Kıskançlık çoktan aştığımız bir şey. Mülkiyet duygusu üzerinden aşkı tanımlamadım zaten hiçbir zaman, öyle bir dengesizlik üzerinden kurmadım ilişkimi. Aşk özgürleştirir, esaret öldürür; hem aşkı, hem bireyi. Zaten özgür kaldığımız zaman, birbirimizi seçtiğimiz koşulda aşktan bahsedebiliriz ve biz hep birbirimizi seçtik!
Bilmem. Kendi yaşadığım evlilik deneyiminden yola çıkarak söylemiyorum asla ama evliliğin hantal bir kurum olduğunu, üstüne düşünülmezse tutsaklığa dönüşebileceğini düşünüyorum. Aile kurumu çok değerli ama aile kurumunu meşrulaştırmak için evlilik şart mı bilmiyorum? Evlilik değerli ama evliliği sürdürebilmek için; farkındalığı olanlar, birbirlerine ve ilişkiye saygı duyabilenler, gözleri dışarıda fıldır fıldır ihanet için volta atmadan sevgisini yüceltecek yüreği olanlar imza atsın.
*Rodin 12 yaşında. O yaş aldıkça onunla ilişkinizde neler değişti?
Olgun, tatlı, anlayışlı bir yere doğru gidiyoruz.
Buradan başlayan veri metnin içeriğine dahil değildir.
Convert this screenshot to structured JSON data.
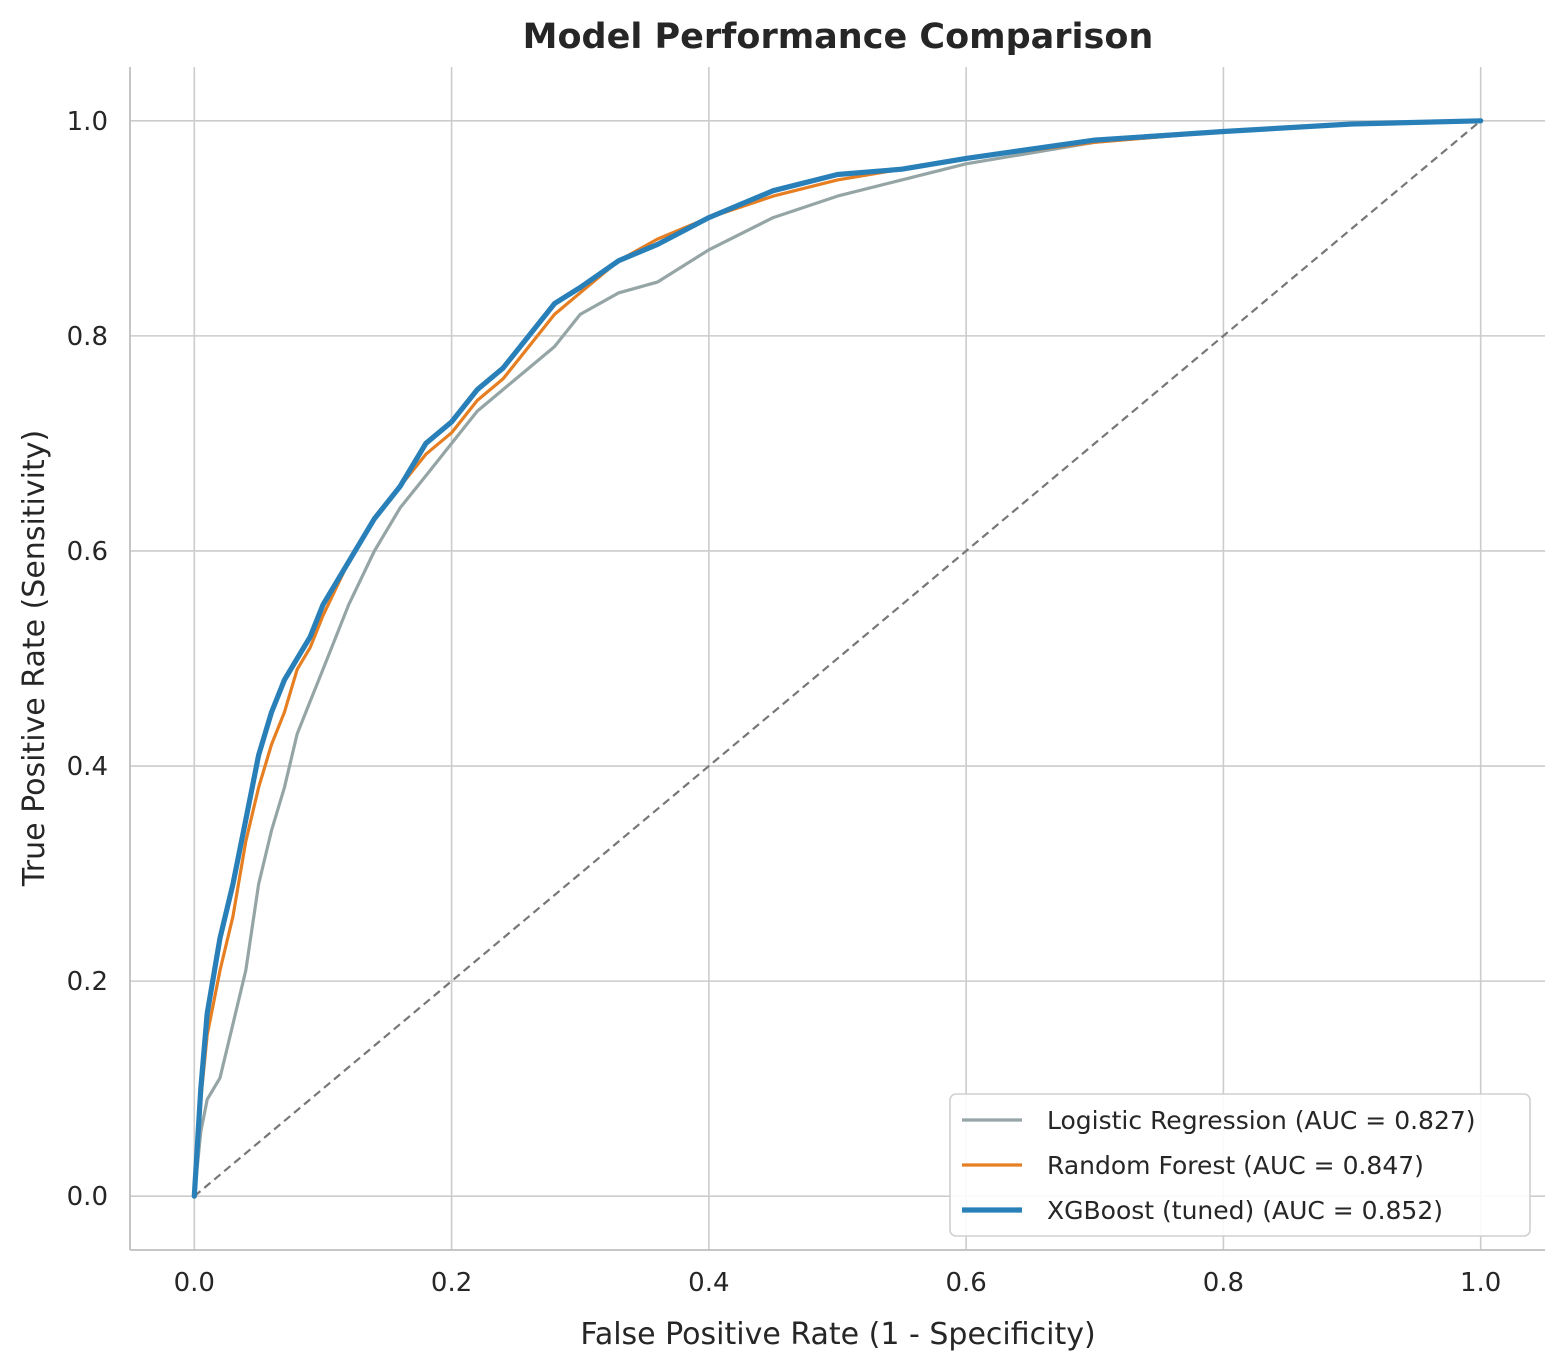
{
  "chart_data": {
    "type": "line",
    "title": "Model Performance Comparison",
    "xlabel": "False Positive Rate (1 - Specificity)",
    "ylabel": "True Positive Rate (Sensitivity)",
    "xlim": [
      -0.05,
      1.05
    ],
    "ylim": [
      -0.05,
      1.05
    ],
    "xticks": [
      0.0,
      0.2,
      0.4,
      0.6,
      0.8,
      1.0
    ],
    "yticks": [
      0.0,
      0.2,
      0.4,
      0.6,
      0.8,
      1.0
    ],
    "xtick_labels": [
      "0.0",
      "0.2",
      "0.4",
      "0.6",
      "0.8",
      "1.0"
    ],
    "ytick_labels": [
      "0.0",
      "0.2",
      "0.4",
      "0.6",
      "0.8",
      "1.0"
    ],
    "grid": true,
    "legend_position": "lower-right",
    "series": [
      {
        "name": "Logistic Regression (AUC = 0.827)",
        "color": "#95a5a6",
        "width": "normal",
        "x": [
          0.0,
          0.005,
          0.01,
          0.02,
          0.03,
          0.04,
          0.05,
          0.06,
          0.07,
          0.08,
          0.09,
          0.1,
          0.12,
          0.14,
          0.16,
          0.18,
          0.2,
          0.22,
          0.24,
          0.26,
          0.28,
          0.3,
          0.33,
          0.36,
          0.4,
          0.45,
          0.5,
          0.55,
          0.6,
          0.7,
          0.8,
          0.9,
          1.0
        ],
        "y": [
          0.0,
          0.06,
          0.09,
          0.11,
          0.16,
          0.21,
          0.29,
          0.34,
          0.38,
          0.43,
          0.46,
          0.49,
          0.55,
          0.6,
          0.64,
          0.67,
          0.7,
          0.73,
          0.75,
          0.77,
          0.79,
          0.82,
          0.84,
          0.85,
          0.88,
          0.91,
          0.93,
          0.945,
          0.96,
          0.98,
          0.99,
          0.997,
          1.0
        ]
      },
      {
        "name": "Random Forest (AUC = 0.847)",
        "color": "#e67e22",
        "width": "normal",
        "x": [
          0.0,
          0.005,
          0.01,
          0.02,
          0.03,
          0.04,
          0.05,
          0.06,
          0.07,
          0.08,
          0.09,
          0.1,
          0.12,
          0.14,
          0.16,
          0.18,
          0.2,
          0.22,
          0.24,
          0.26,
          0.28,
          0.3,
          0.33,
          0.36,
          0.4,
          0.45,
          0.5,
          0.55,
          0.6,
          0.7,
          0.8,
          0.9,
          1.0
        ],
        "y": [
          0.0,
          0.09,
          0.15,
          0.21,
          0.26,
          0.33,
          0.38,
          0.42,
          0.45,
          0.49,
          0.51,
          0.54,
          0.59,
          0.63,
          0.66,
          0.69,
          0.71,
          0.74,
          0.76,
          0.79,
          0.82,
          0.84,
          0.87,
          0.89,
          0.91,
          0.93,
          0.945,
          0.955,
          0.965,
          0.98,
          0.99,
          0.997,
          1.0
        ]
      },
      {
        "name": "XGBoost (tuned) (AUC = 0.852)",
        "color": "#2980b9",
        "width": "thick",
        "x": [
          0.0,
          0.005,
          0.01,
          0.02,
          0.03,
          0.04,
          0.05,
          0.06,
          0.07,
          0.08,
          0.09,
          0.1,
          0.12,
          0.14,
          0.16,
          0.18,
          0.2,
          0.22,
          0.24,
          0.26,
          0.28,
          0.3,
          0.33,
          0.36,
          0.4,
          0.45,
          0.5,
          0.55,
          0.6,
          0.7,
          0.8,
          0.9,
          1.0
        ],
        "y": [
          0.0,
          0.1,
          0.17,
          0.24,
          0.29,
          0.35,
          0.41,
          0.45,
          0.48,
          0.5,
          0.52,
          0.55,
          0.59,
          0.63,
          0.66,
          0.7,
          0.72,
          0.75,
          0.77,
          0.8,
          0.83,
          0.845,
          0.87,
          0.885,
          0.91,
          0.935,
          0.95,
          0.955,
          0.965,
          0.982,
          0.99,
          0.997,
          1.0
        ]
      }
    ],
    "reference_line": {
      "x": [
        0.0,
        1.0
      ],
      "y": [
        0.0,
        1.0
      ],
      "color": "#777777",
      "style": "dashed"
    }
  }
}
Rodin birlikte zaman geçirmekten en zevk aldığım arkadaşıma dönüşüyor, umarım o da öyle düşünüyordur.
Çikolataları arife gecesi bitirdik
*Bayramlar sana ne ifade ediyor?
Sevgiyi, birliği, aile olmanın, birlikte anı biriktirmenin en lezzetli olduğu zamanları.
*Bu bayram için planın ne?
Ben yine evde yatıyor olacağım, evden telefonla ziyaretler yapacağım sevdiklerime. Bana gelenleri de sevgiyle karşılamaya hazırlanacağım.
*Unutulmaz bir bayram anın var mı?
Kalabalık bir ailede büyüyen şanslı bir çocuk olarak; dedem, anneannem, babaannem bayramları bütün ritüelleriyle yaşar, yaşatırlardı. Kuzenlerimle ilk hedefimiz harçlık sonra çikolataların yerini öğrenmek olurdu. Bir keresinde bütün çikolataları arife gecesi bitirmiştik. Ama hepsini yeniden paketledik. Ertesi gün bayram, annemler servis etmek için koydular ve bir baktılar hepsi boş.